June 19, 2006
Hariri's Clever Scheme
Or, where the Lebanon debt crisis came from in the first place.
So I see that Executive magazine finally has their web edition up (disclaimer: they give me money, but not to blog), which means I can point to this Nick Photidiates article on the Lebanese national debt and how the banking sector is tied up in it. According to him, it all came down to decisions Rafik Hariri made when he originally took power.
Back then the country was in tatters. Not only was there an urgent need to rebuild, but the Lebanese pound, which by the fall of 1992 nearly hit LL3,000 to US dollar, also had to be saved. Rafik Hariri was quick to realize that the only way to obtain fast financing was to resort to debt via the issuance of domestic, Lebanese pound denominated Treasury bills. Loans from international banking institutions or supranational organizations such as the World Bank or the IMF would have been too slow to come in, too expensive and insufficient in terms of amount. On the other hand, Treasury bills in local currency, provided they carried a very attractive yield, would be easy to print, issue and place in a large domestic banking sector, which, although under-developed, lacking in significant human resources and strategic guidance, did have sufficient funding that needed optimization.
The banking sector at the time had succeeded in attracting around $6 billion in deposits from expatriate Lebanese but did not have the human resources or managerial quality to employ these new funds efficiently. Banks urgently needed to allocate their funds in such a manner as to boost their stagnating profitability and hence increase their capital base, which at the time was extremely insufficient and well below the international capital adequacy ratio of 8%. By subscribing to high yielding Treasury bills, the banks would not only help finance the government and the reconstruction program, but also buy themselves valuable time for the development of their own banking activities.

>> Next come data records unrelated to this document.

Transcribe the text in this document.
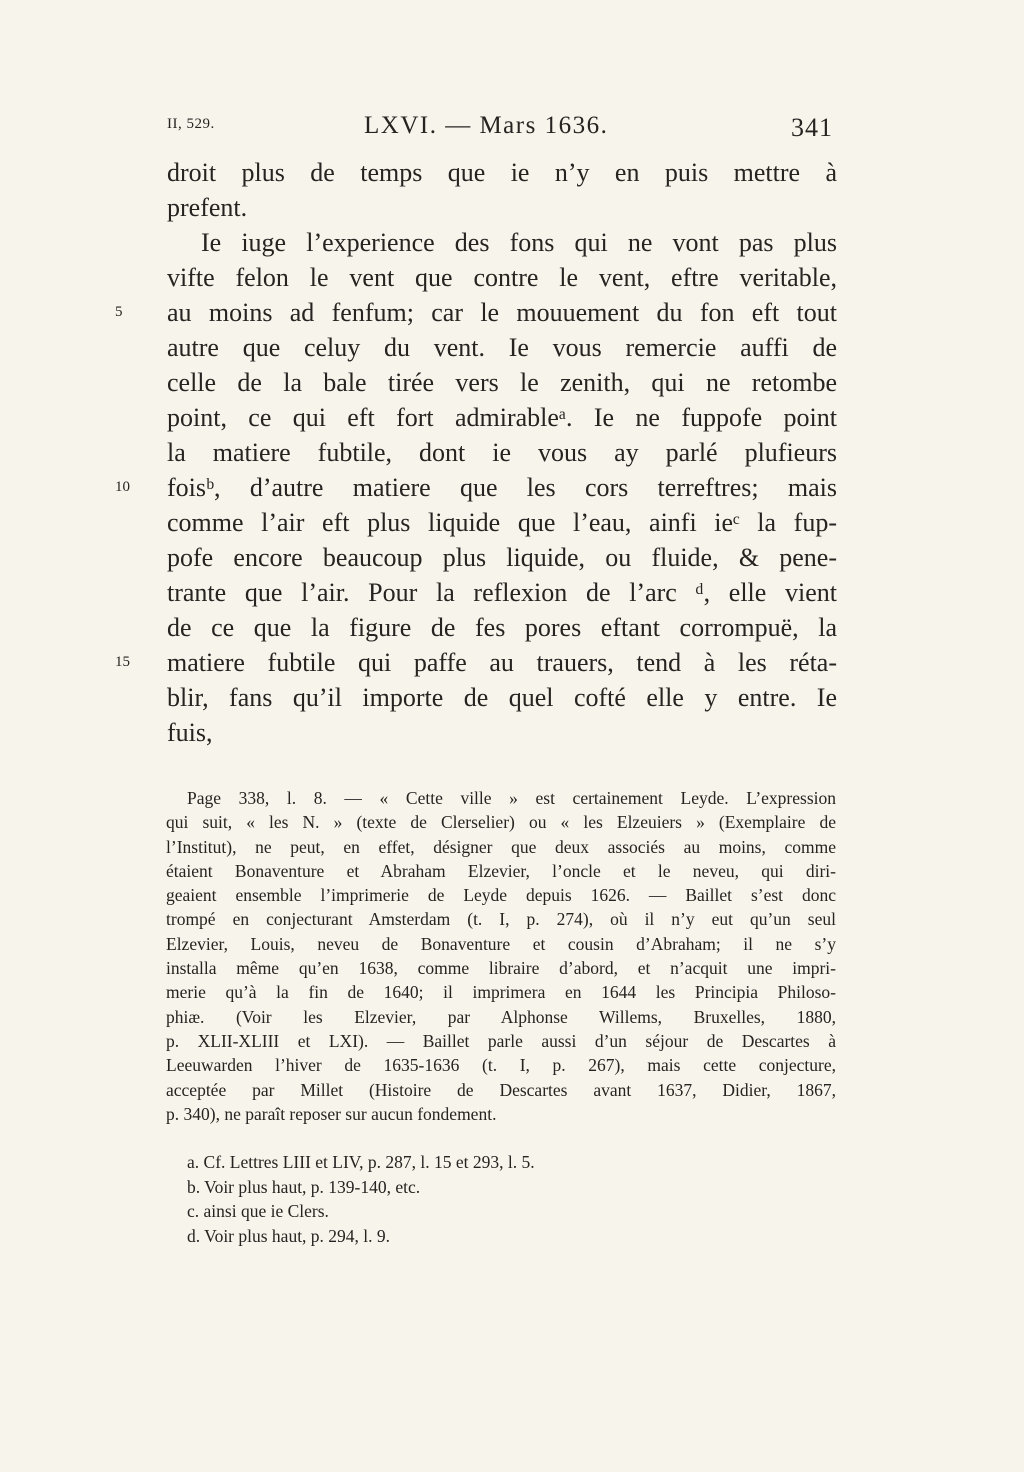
II, 529.	LXVI. — Mars 1636.	341
droit plus de temps que ie n’y en puis mettre à
prefent.
Ie iuge l’experience des fons qui ne vont pas plus
vifte felon le vent que contre le vent, eftre veritable,
5	au moins ad fenfum; car le mouuement du fon eft tout
autre que celuy du vent. Ie vous remercie auffi de
celle de la bale tirée vers le zenith, qui ne retombe
point, ce qui eft fort admirableᵃ. Ie ne fuppofe point
la matiere fubtile, dont ie vous ay parlé plufieurs
10 foisᵇ, d’autre matiere que les cors terreftres; mais
comme l’air eft plus liquide que l’eau, ainfi ieᶜ la fup-
pofe encore beaucoup plus liquide, ou fluide, & pene-
trante que l’air. Pour la reflexion de l’arc ᵈ, elle vient
de ce que la figure de fes pores eftant corrompuë, la
15 matiere fubtile qui paffe au trauers, tend à les réta-
blir, fans qu’il importe de quel cofté elle y entre. Ie
fuis,
Page 338, l. 8. — « Cette ville » est certainement Leyde. L’expression
qui suit, « les N. » (texte de Clerselier) ou « les Elzeuiers » (Exemplaire de
l’Institut), ne peut, en effet, désigner que deux associés au moins, comme
étaient Bonaventure et Abraham Elzevier, l’oncle et le neveu, qui diri-
geaient ensemble l’imprimerie de Leyde depuis 1626. — Baillet s’est donc
trompé en conjecturant Amsterdam (t. I, p. 274), où il n’y eut qu’un seul
Elzevier, Louis, neveu de Bonaventure et cousin d’Abraham; il ne s’y
installa même qu’en 1638, comme libraire d’abord, et n’acquit une impri-
merie qu’à la fin de 1640; il imprimera en 1644 les Principia Philoso-
phiæ. (Voir les Elzevier, par Alphonse Willems, Bruxelles, 1880,
p. XLII-XLIII et LXI). — Baillet parle aussi d’un séjour de Descartes à
Leeuwarden l’hiver de 1635-1636 (t. I, p. 267), mais cette conjecture,
acceptée par Millet (Histoire de Descartes avant 1637, Didier, 1867,
p. 340), ne paraît reposer sur aucun fondement.
a. Cf. Lettres LIII et LIV, p. 287, l. 15 et 293, l. 5.
b. Voir plus haut, p. 139-140, etc.
c. ainsi que ie Clers.
d. Voir plus haut, p. 294, l. 9.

So, essenitally, the banking sector became Lebanon's government-supported industry. Which, in the end, seems to be working out about as well as such schemes do anywhere.
Elsewhere in the magazine, Photidiates argues that Lebanon should sell off its gold reserves to help pay off the debt; EXECUTIVE's mysteriously-named "Washington Correspondent" looks at the state of things in Kazakhstan; and Gareth Smythe talks about Iran's troubles with its far eastern partners.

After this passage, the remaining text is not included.